Frankreichs Präsident Emmanuel Macron hat zum Aufbau einer „glaubhaften“ europäischen Verteidigung aufgerufen. „Ich lade in den kommenden Monaten alle Partner ein, eine europäische Verteidigungsinitiative aufzubauen“, sagte Macron am Donnerstag in einer Europa-Rede an der Pariser Universität Sorbonne. Dazu zähle unter anderem der Aufbau einer europäischen Militärakademie.
„Europa muss das, was ihm am Herzen liegt, verteidigen können - mit seinen Verbündeten, wenn sie dazu bereit sind, aber auch allein, wenn es nötig ist“, sagte er. Er bekräftige seine Forderung, bei Rüstungsgütern europäische Produktionen zu bevorzugen und dafür auch gemeinsame Schulden aufzunehmen - Forderungen, die etwa von Deutschland bisher nicht umfassend geteilt werden.
Cybersicherheit stärken, heimische Rüstungsindustrie fördern
Die größte Gefahr für die Sicherheit Europas sei der Krieg in der Ukraine: „Die Grundvoraussetzung für unsere Sicherheit ist, dass Russland diesen Angriffskrieg nicht gewinnt“, sagte Macron. Er schlug die Schaffung einer europäischen Militärakademie vor. Zudem müsse Europa den Bereich Cybersicherheit stärken und die heimische Rüstungsindustrie fördern: „Wie können wir unsere Souveränität, unsere Autonomie aufbauen, wenn wir nicht die Verantwortung übernehmen, unsere eigene europäische Verteidigungsindustrie aufzubauen?“
Frankreich werde dabei seine Rolle spielen, sagte Macron. Die nukleare Abschreckung, über die Frankreich verfüge, sei dabei „ein unumgängliches Element der Verteidigung des europäischen Kontinents“, erklärte Macron. „Dank dieser glaubwürdigen Verteidigung können wir die Sicherheitsgarantien aufbauen, die unsere Partner in ganz Europa erwarten“, betonte er. Der gemeinsame Sicherheitsrahmen könne in der Zukunft auch ermöglichen, „nachbarschaftliche Beziehungen zu Russland aufzubauen“.

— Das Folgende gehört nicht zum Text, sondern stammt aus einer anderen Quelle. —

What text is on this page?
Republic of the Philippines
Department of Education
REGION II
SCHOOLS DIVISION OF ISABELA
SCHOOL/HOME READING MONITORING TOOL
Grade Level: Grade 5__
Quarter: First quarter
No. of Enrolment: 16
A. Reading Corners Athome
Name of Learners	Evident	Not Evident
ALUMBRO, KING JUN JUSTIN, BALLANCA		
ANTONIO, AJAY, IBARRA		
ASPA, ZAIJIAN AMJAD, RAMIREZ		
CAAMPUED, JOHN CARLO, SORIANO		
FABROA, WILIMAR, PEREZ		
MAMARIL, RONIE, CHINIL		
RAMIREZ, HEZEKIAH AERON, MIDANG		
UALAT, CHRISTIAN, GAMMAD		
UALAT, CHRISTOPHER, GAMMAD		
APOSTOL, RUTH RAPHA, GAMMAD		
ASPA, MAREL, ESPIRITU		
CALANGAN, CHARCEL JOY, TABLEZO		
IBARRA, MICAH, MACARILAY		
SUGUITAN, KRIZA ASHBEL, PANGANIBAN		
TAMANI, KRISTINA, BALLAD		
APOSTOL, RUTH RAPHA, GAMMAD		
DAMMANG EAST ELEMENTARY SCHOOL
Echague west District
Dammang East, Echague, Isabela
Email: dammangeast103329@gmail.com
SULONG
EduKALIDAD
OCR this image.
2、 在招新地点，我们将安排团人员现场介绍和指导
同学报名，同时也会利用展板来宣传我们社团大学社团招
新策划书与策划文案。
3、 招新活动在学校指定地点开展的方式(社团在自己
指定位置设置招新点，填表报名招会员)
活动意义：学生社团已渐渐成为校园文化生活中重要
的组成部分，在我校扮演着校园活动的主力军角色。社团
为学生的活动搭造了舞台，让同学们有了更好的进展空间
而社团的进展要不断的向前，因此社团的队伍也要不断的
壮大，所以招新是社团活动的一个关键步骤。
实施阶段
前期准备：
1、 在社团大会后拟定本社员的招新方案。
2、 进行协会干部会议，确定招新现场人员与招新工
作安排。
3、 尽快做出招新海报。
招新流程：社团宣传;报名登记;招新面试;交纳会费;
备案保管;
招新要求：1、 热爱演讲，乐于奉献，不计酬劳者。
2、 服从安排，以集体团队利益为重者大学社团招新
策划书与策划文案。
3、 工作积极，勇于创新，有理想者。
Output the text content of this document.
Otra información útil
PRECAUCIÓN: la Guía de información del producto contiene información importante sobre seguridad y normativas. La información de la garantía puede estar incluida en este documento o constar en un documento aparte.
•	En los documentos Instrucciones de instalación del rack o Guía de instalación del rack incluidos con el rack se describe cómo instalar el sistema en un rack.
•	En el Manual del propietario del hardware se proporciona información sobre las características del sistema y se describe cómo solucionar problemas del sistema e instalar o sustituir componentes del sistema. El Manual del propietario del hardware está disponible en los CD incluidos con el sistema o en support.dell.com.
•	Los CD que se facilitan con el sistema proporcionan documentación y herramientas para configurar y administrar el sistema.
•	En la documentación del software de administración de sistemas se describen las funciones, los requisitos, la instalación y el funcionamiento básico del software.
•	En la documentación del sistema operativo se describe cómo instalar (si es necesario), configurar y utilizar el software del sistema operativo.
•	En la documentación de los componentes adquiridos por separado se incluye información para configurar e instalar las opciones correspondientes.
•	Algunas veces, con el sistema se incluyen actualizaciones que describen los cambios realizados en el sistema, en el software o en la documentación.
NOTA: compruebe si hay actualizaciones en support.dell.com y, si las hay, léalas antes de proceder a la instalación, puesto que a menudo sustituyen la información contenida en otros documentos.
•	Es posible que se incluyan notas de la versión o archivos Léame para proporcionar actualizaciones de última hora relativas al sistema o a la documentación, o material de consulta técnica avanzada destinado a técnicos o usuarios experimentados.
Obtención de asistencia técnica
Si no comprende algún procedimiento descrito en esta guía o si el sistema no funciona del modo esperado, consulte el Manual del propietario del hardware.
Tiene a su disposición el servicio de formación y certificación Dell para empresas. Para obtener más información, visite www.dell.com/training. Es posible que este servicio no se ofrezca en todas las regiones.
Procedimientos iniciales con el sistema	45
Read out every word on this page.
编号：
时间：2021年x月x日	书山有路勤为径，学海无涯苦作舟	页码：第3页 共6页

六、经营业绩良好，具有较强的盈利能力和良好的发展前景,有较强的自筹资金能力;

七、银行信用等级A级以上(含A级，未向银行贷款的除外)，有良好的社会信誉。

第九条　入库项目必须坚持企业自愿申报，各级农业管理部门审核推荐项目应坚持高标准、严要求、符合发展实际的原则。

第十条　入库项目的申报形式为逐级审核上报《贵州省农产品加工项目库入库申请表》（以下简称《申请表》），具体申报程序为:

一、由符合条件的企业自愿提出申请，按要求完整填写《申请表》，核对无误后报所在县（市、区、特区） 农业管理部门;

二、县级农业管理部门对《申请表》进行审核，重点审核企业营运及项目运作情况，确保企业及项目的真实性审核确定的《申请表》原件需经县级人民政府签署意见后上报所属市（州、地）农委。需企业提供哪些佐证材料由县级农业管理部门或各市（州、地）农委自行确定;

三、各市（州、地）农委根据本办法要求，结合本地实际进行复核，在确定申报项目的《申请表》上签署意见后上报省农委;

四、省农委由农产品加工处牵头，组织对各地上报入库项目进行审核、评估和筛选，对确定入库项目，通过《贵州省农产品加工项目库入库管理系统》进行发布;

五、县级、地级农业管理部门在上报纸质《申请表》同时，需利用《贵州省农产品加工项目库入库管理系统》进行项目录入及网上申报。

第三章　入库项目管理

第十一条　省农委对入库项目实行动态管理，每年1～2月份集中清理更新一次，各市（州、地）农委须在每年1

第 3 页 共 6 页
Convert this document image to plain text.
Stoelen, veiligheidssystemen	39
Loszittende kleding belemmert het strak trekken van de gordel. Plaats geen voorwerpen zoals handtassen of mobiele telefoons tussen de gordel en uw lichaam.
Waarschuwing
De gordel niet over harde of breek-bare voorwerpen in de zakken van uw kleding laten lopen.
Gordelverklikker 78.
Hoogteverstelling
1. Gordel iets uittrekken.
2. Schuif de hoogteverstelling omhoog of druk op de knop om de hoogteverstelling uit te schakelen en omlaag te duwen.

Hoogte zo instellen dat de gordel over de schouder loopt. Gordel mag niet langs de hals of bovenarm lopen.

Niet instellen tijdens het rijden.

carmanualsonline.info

„Unser Europa heute ist sterblich, es kann sterben, und das hängt allein von unseren Entscheidungen ab“
Macron warnte vor schwindendem Einfluss Europas. „Es besteht ein immenses Risiko, geschwächt oder gar abgehängt zu werden“, sagte Macron. „Unser Europa heute ist sterblich, es kann sterben, und das hängt allein von unseren Entscheidungen ab“, sagte er in seiner Rede, die als Beitrag zum Europawahlkampf gewertet wurde. Macron hatte bereits 2017 in demselben prunkvollen Hörsaal der Sorbonne zu einer größeren Souveränität Europas und einer stärkeren gemeinsamen Verteidigung aufgerufen.
Der Präsident hatte in jüngster Zeit zudem mit der Bemerkung für Aufmerksamkeit gesorgt, dass der Einsatz westlicher Bodentruppen in der Ukraine nicht ausgeschlossen sei. Solche Überlegungen treffen beim deutschen Bundeskanzler Olaf Scholz auf Ablehnung. Auch Bundeskanzler Karl Nehammer (ÖVP) hatte erklärt, Macrons Vorstoß sei „keine gemeinsame Position“. Als weitere Beispiele von Interessenkonflikten nannte der deutsche Regierungssprecher Steffen Hebestreit unlängst zudem geplante gemeinsame Projekte wie die Entwicklung eines Kampfflugzeuges und eines Kampfpanzers.
Macron verlor 2022 seine parlamentarische Mehrheit. Auch seine persönlichen Popularitätswerte in Frankreich sind gesunken. Seine zentristische Partei Renaissance liegt in den Umfragen vor den Europawahlen im Juni hinter dem rechtsextremen Rassemblement National (RN).